1950/51 bleibt TeBe nach einer Auftaktniederlage gegen die Viktoria die gesamt Saison ungeschlagen! So souverän sah man nur selten eine Mannschaft zur Meisterschaft stürmen, und als vorläufiger Höhepunkt seiner Karriere steht Bubi Steinbeck nun während der Deutschen Meisterschaft zwischen den Pfosten.
Der zweite Durchgang gegen die Hamburger verläuft wie der erste, das Publikum freundet sich schon einmal mit einem 0:0 an. Doch dann, 6 Minuten vor dem Abpfiff.

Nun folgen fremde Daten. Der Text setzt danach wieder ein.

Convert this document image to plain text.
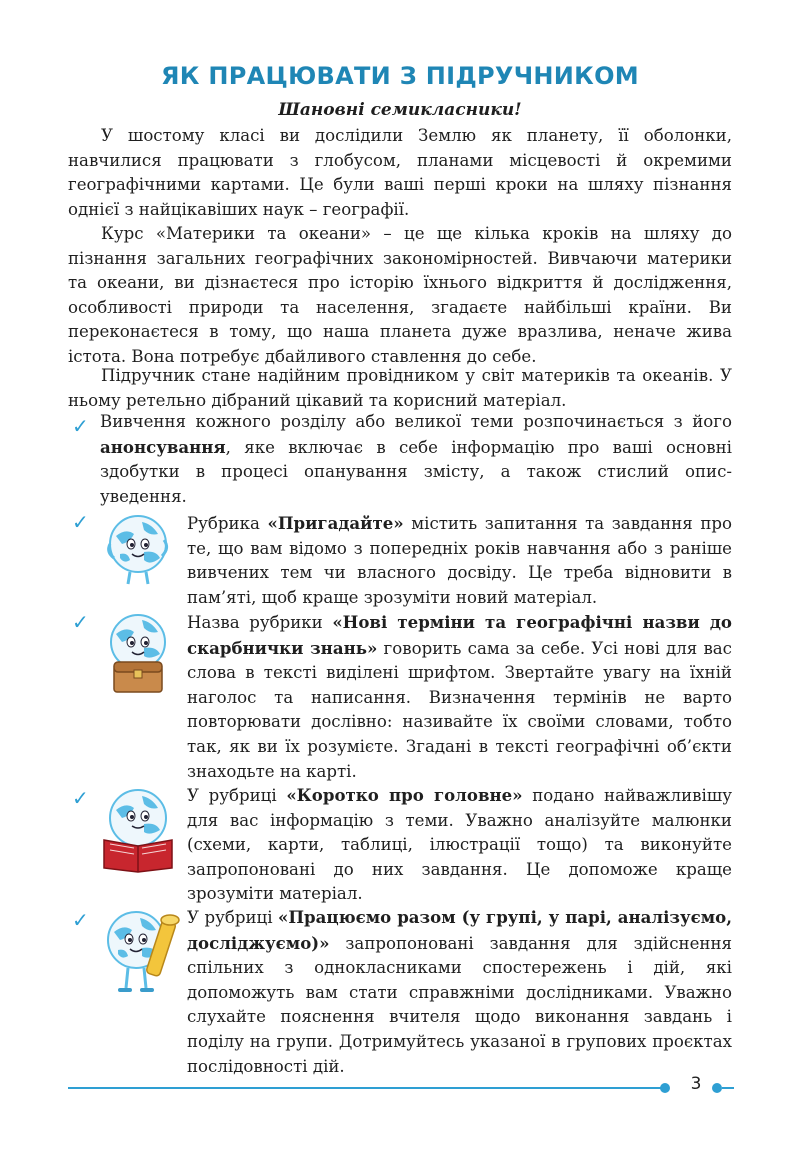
ЯК ПРАЦЮВАТИ З ПІДРУЧНИКОМ
Шановні семикласники!
У шостому класі ви дослідили Землю як планету, її оболонки, навчилися працювати з глобусом, планами місцевості й окремими географічними картами. Це були ваші перші кроки на шляху пізнання однієї з найцікавіших наук – географії.
Курс «Материки та океани» – це ще кілька кроків на шляху до пізнання загальних географічних закономірностей. Вивчаючи материки та океани, ви дізнаєтеся про історію їхнього відкриття й дослідження, особливості природи та населення, згадаєте найбільші країни. Ви переконаєтеся в тому, що наша планета дуже вразлива, неначе жива істота. Вона потребує дбайливого ставлення до себе.
Підручник стане надійним провідником у світ материків та океанів. У ньому ретельно дібраний цікавий та корисний матеріал.
✓ Вивчення кожного розділу або великої теми розпочинається з його анонсування, яке включає в себе інформацію про ваші основні здобутки в процесі опанування змісту, а також стислий опис-уведення.
✓	Рубрика «Пригадайте» містить запитання та завдання про те, що вам відомо з попередніх років навчання або з раніше вивчених тем чи власного досвіду. Це треба відновити в пам’яті, щоб краще зрозуміти новий матеріал.
✓	Назва рубрики «Нові терміни та географічні назви до скарбнички знань» говорить сама за себе. Усі нові для вас слова в тексті виділені шрифтом. Звертайте увагу на їхній наголос та написання. Визначення термінів не варто повторювати дослівно: називайте їх своїми словами, тобто так, як ви їх розумієте. Згадані в тексті географічні об’єкти знаходьте на карті.
✓	У рубриці «Коротко про головне» подано найважливішу для вас інформацію з теми. Уважно аналізуйте малюнки (схеми, карти, таблиці, ілюстрації тощо) та виконуйте запропоновані до них завдання. Це допоможе краще зрозуміти матеріал.
✓	У рубриці «Працюємо разом (у групі, у парі, аналізуємо, досліджуємо)» запропоновані завдання для здійснення спільних з однокласниками спостережень і дій, які допоможуть вам стати справжніми дослідниками. Уважно слухайте пояснення вчителя щодо виконання завдань і поділу на групи. Дотримуйтесь указаної в групових проєктах послідовності дій.
3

Bei einem Angriff von links erhielt Woitkowiak im Strafraum den Ball, startete sofort, prallte mit dem herauseilenden Steinbeck zusammen. Den in Richtung Tor abtrudelnden Ball jagte der mit Sturmschritten heraneilende Adamkiewicz im Vollgefühl der Freude mit einem mächtigen Bums aus drei Metern in das leere Tore.
Alle Beobachter sind sich einig: Gewonnen hatte nicht die klar bessere Mannschaft. Glücklicher –vielleicht. Den Tennis Borussen bescheinigt die Presse gerne, Eiserne TeBe-Elf verlor ohne Wilde 6 Minuten vor Schluss … eisern stand die Mannschaft.
… als diese Männer nach 90 Minuten hin- und herwogendem Kampf dennoch geschlagen vom Platz gehen mussten, stand in ihren Gesichtern geschrieben: „Wir können es noch nicht fassen, dass wir verloren haben. Bis zum Umfallen haben wir gekämpft, oft dem Erfolg so greifbar nahe.
Das Berliner Publikum jedenfalls sieht die Veilchen als moralische Sieger. Bubi Steinbeck beschreibt die Kulisse des ins Olympiastadion emigrierten Mommsen-Friedhofs so:
Derartige Gefühle, vor einem vollen Olympiastadion spielen zu dürfen, kann man einfach nicht schildern. Dieses Brodeln, dieses Raunen, dieser Beifall … – schon allein dafür lohnten sich alle Strapazen.